In hindsight, the episode is almost more of a flex than a proper serious ending, a visual spectacle with some of the best animation of the series but one of its thinnest plots. The episode happens concurrently with the previous episode and follows up on Loona’s plot from the third episode, as she struggles to attend a house party and meet friends in spite of her misanthropic tendencies. The episode ends up being an excellent showcase for her character, but also briefly brings Blitz into the picture to show how poorly he’s reacting to the events of the prior episode, teasing just how emotionally dependent he is with his daughter, one of the last people in his life who hasn’t abandoned him.
It has been a long time since this show’s pilot was released on the internet, nearly three years, and in that time the show has clearly grown a lot both in its writing, animation, and maturity as a story.
Helluva Boss is definitely not a series for everyone, particularly the squeamish or Christians concerned with depictions of homosexuality and such. It is very much a series though that Christians ought to give some consideration, as it and its sister show are among the most popular depictions of Christianity in popular media at the moment. Helluva Boss regularly brings in tens of millions of viewers. It is one of the most popular things on YouTube, and it explicitly deals with themes of the afterlife, sin, damnation, and sexuality.

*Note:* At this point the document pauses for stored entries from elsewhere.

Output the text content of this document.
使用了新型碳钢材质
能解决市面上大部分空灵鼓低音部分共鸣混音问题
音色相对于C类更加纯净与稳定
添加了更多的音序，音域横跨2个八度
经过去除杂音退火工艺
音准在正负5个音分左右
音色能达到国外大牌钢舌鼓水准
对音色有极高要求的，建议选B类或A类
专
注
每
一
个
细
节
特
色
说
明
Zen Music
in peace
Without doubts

I don’t love everything about how it depicts these themes, but its sheer creativity and emotional maturity elevate it into one of the most consistently entertaining things on the internet. It is definitely a show Christians should know about and talk about.
If there is one abiding technical criticism worth mentioning, it is the fact that the series largely approaches long-term plotting in a very relaxed way. There is a tendency for the series to veer away from serious consequences at the end of each episode, with serious emotional conflicts being deflected by moments of comedy and action before these characters can grow or react to their experiences. This is possibly a concession to the fact that these toxic characters aren’t ready for that kind of emotional honesty, but from a narrative perspective it means that vital moments of character growth are always pushed off into the future.

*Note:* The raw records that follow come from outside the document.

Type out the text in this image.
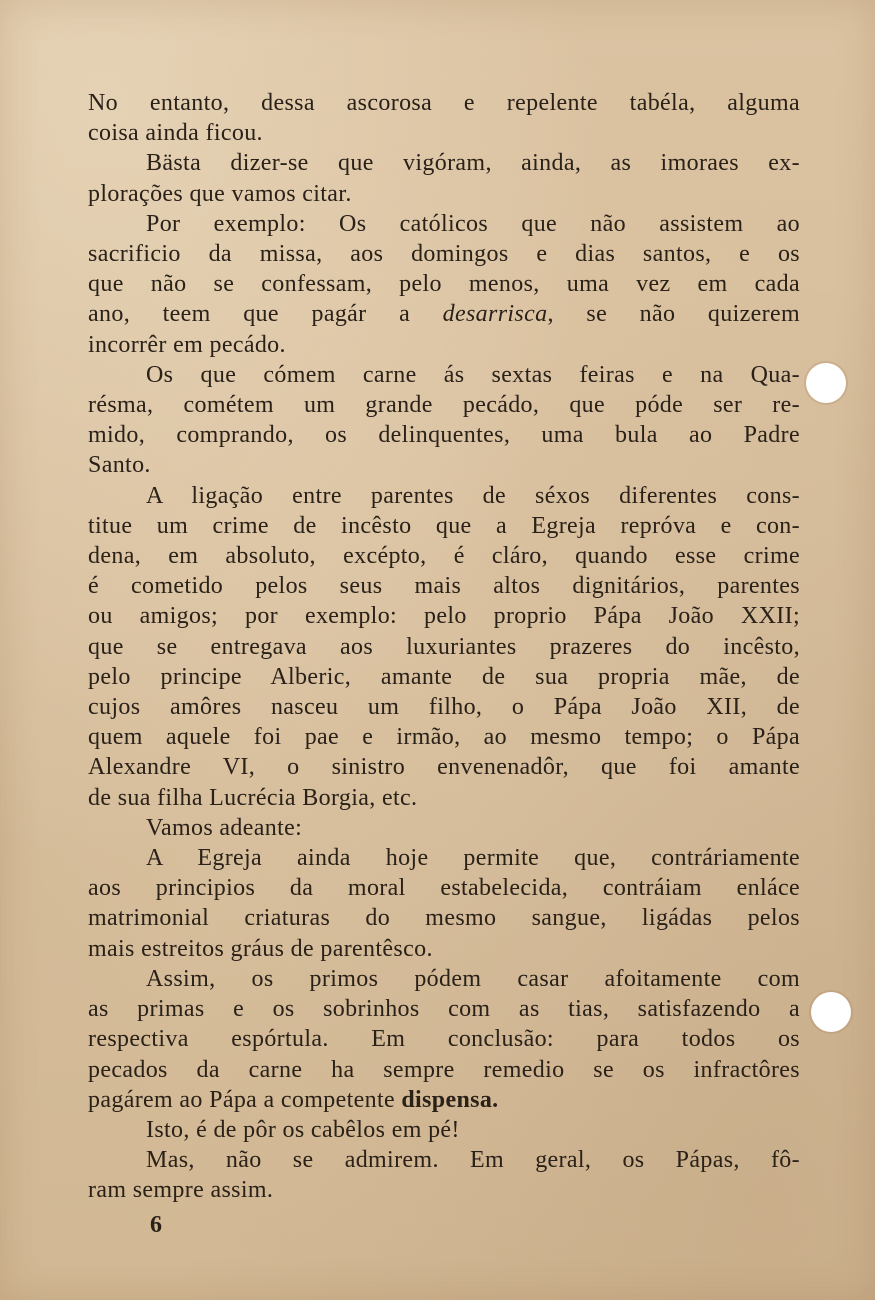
No entanto, dessa ascorosa e repelente tabéla, alguma
coisa ainda ficou.
Bästa dizer-se que vigóram, ainda, as imoraes ex-
plorações que vamos citar.
Por exemplo: Os católicos que não assistem ao
sacrificio da missa, aos domingos e dias santos, e os
que não se confessam, pelo menos, uma vez em cada
ano, teem que pagár a desarrisca, se não quizerem
incorrêr em pecádo.
Os que cómem carne ás sextas feiras e na Qua-
résma, cométem um grande pecádo, que póde ser re-
mido, comprando, os delinquentes, uma bula ao Padre
Santo.
A ligação entre parentes de séxos diferentes cons-
titue um crime de incêsto que a Egreja repróva e con-
dena, em absoluto, excépto, é cláro, quando esse crime
é cometido pelos seus mais altos dignitários, parentes
ou amigos; por exemplo: pelo proprio Pápa João XXII;
que se entregava aos luxuriantes prazeres do incêsto,
pelo principe Alberic, amante de sua propria mãe, de
cujos amôres nasceu um filho, o Pápa João XII, de
quem aquele foi pae e irmão, ao mesmo tempo; o Pápa
Alexandre VI, o sinistro envenenadôr, que foi amante
de sua filha Lucrécia Borgia, etc.
Vamos adeante:
A Egreja ainda hoje permite que, contráriamente
aos principios da moral estabelecida, contráiam enláce
matrimonial criaturas do mesmo sangue, ligádas pelos
mais estreitos gráus de parentêsco.
Assim, os primos pódem casar afoitamente com
as primas e os sobrinhos com as tias, satisfazendo a
respectiva espórtula. Em conclusão: para todos os
pecados da carne ha sempre remedio se os infractôres
pagárem ao Pápa a competente dispensa.
Isto, é de pôr os cabêlos em pé!
Mas, não se admirem. Em geral, os Pápas, fô-
ram sempre assim.
6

As a result of this, a major plot point and moment of character development — one of the most important in the series that probably should have been included in the first season — ends up at the end of the Season 2 premiere. The second season has also received a lot of criticism since it began, with fans complaining about changes to the writing quality, although I mostly disagree with those.

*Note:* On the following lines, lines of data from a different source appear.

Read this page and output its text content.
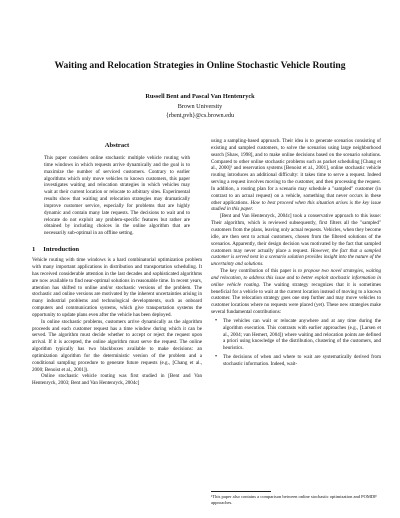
Waiting and Relocation Strategies in Online Stochastic Vehicle Routing
Russell Bent and Pascal Van Hentenryck
Brown University
{rbent,pvh}@cs.brown.edu
Abstract
This paper considers online stochastic multiple vehicle routing with time windows in which requests arrive dynamically and the goal is to maximize the number of serviced customers. Contrary to earlier algorithms which only move vehicles to known customers, this paper investigates waiting and relocation strategies in which vehicles may wait at their current location or relocate to arbitrary sites. Experimental results show that waiting and relocation strategies may dramatically improve customer service, especially for problems that are highly dynamic and contain many late requests. The decisions to wait and to relocate do not exploit any problem-specific features but rather are obtained by including choices in the online algorithm that are necessarily sub-optimal in an offline setting.
1 Introduction

Vehicle routing with time windows is a hard combinatorial optimization problem with many important applications in distribution and transportation scheduling. It has received considerable attention in the last decades and sophisticated algorithms are now available to find near-optimal solutions in reasonable time. In recent years, attention has shifted to online and/or stochastic versions of the problem. The stochastic and online versions are motivated by the inherent uncertainties arising in many industrial problems and technological developments, such as onboard computers and communication systems, which give transportation systems the opportunity to update plans even after the vehicle has been deployed.

In online stochastic problems, customers arrive dynamically as the algorithm proceeds and each customer request has a time window during which it can be served. The algorithm must decide whether to accept or reject the request upon arrival. If it is accepted, the online algorithm must serve the request. The online algorithm typically has two blackboxes available to make decisions: an optimization algorithm for the deterministic version of the problem and a conditional sampling procedure to generate future requests (e.g., [Chang et al., 2000; Benoist et al., 2001]).

Online stochastic vehicle routing was first studied in [Bent and Van Hentenryck, 2003; Bent and Van Hentenryck, 2004c]

using a sampling-based approach. Their idea is to generate scenarios consisting of existing and sampled customers, to solve the scenarios using large neighborhood search [Shaw, 1998], and to make online decisions based on the scenario solutions. Compared to other online stochastic problems such as packet scheduling [Chang et al., 2000]¹ and reservation systems [Benoist et al., 2001], online stochastic vehicle routing introduces an additional difficulty: it takes time to serve a request. Indeed serving a request involves moving to the customer, and then processing the request. In addition, a routing plan for a scenario may schedule a "sampled" customer (in contrast to an actual request) on a vehicle, something that never occurs in these other applications. How to best proceed when this situation arises is the key issue studied in this paper.

[Bent and Van Hentenryck, 2004c] took a conservative approach to this issue: Their algorithm, which is reviewed subsequently, first filters all the "sampled" customers from the plans, leaving only actual requests. Vehicles, when they become idle, are then sent to actual customers, chosen from the filtered solutions of the scenarios. Apparently, their design decision was motivated by the fact that sampled customers may never actually place a request. However, the fact that a sampled customer is served next in a scenario solution provides insight into the nature of the uncertainty and solutions.

The key contribution of this paper is to propose two novel strategies, waiting and relocation, to address this issue and to better exploit stochastic information in online vehicle routing. The waiting strategy recognizes that it is sometimes beneficial for a vehicle to wait at the current location instead of moving to a known customer. The relocation strategy goes one step further and may move vehicles to customer locations where no requests were placed (yet). These new strategies make several fundamental contributions:

• The vehicles can wait or relocate anywhere and at any time during the algorithm execution. This contrasts with earlier approaches (e.g., [Larsen et al., 2004; van Hemert, 2004]) where waiting and relocation points are defined a priori using knowledge of the distribution, clustering of the customers, and heuristics.
• The decisions of when and where to wait are systematically derived from stochastic information. Indeed, wait-
¹This paper also contains a comparison between online stochastic optimization and POMDP approaches.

The series could use more moments of definitive character growth more frequently. Still, the inconsistencies are mostly just evidence that these toxic characters are slowly facing the consequences of their actions by the time of the second season, grappling with emotional problems that they haven’t before. There are still seven more episodes to the second season, and hopefully, the show is able to build upon them well.
The Bottom Line
Helluva Boss is gruesome, violent, sexually charged, and revels in the toxicity of its characters, but manages to capture painful truths about toxic relationships, how they work, and what drives people to self-loathing.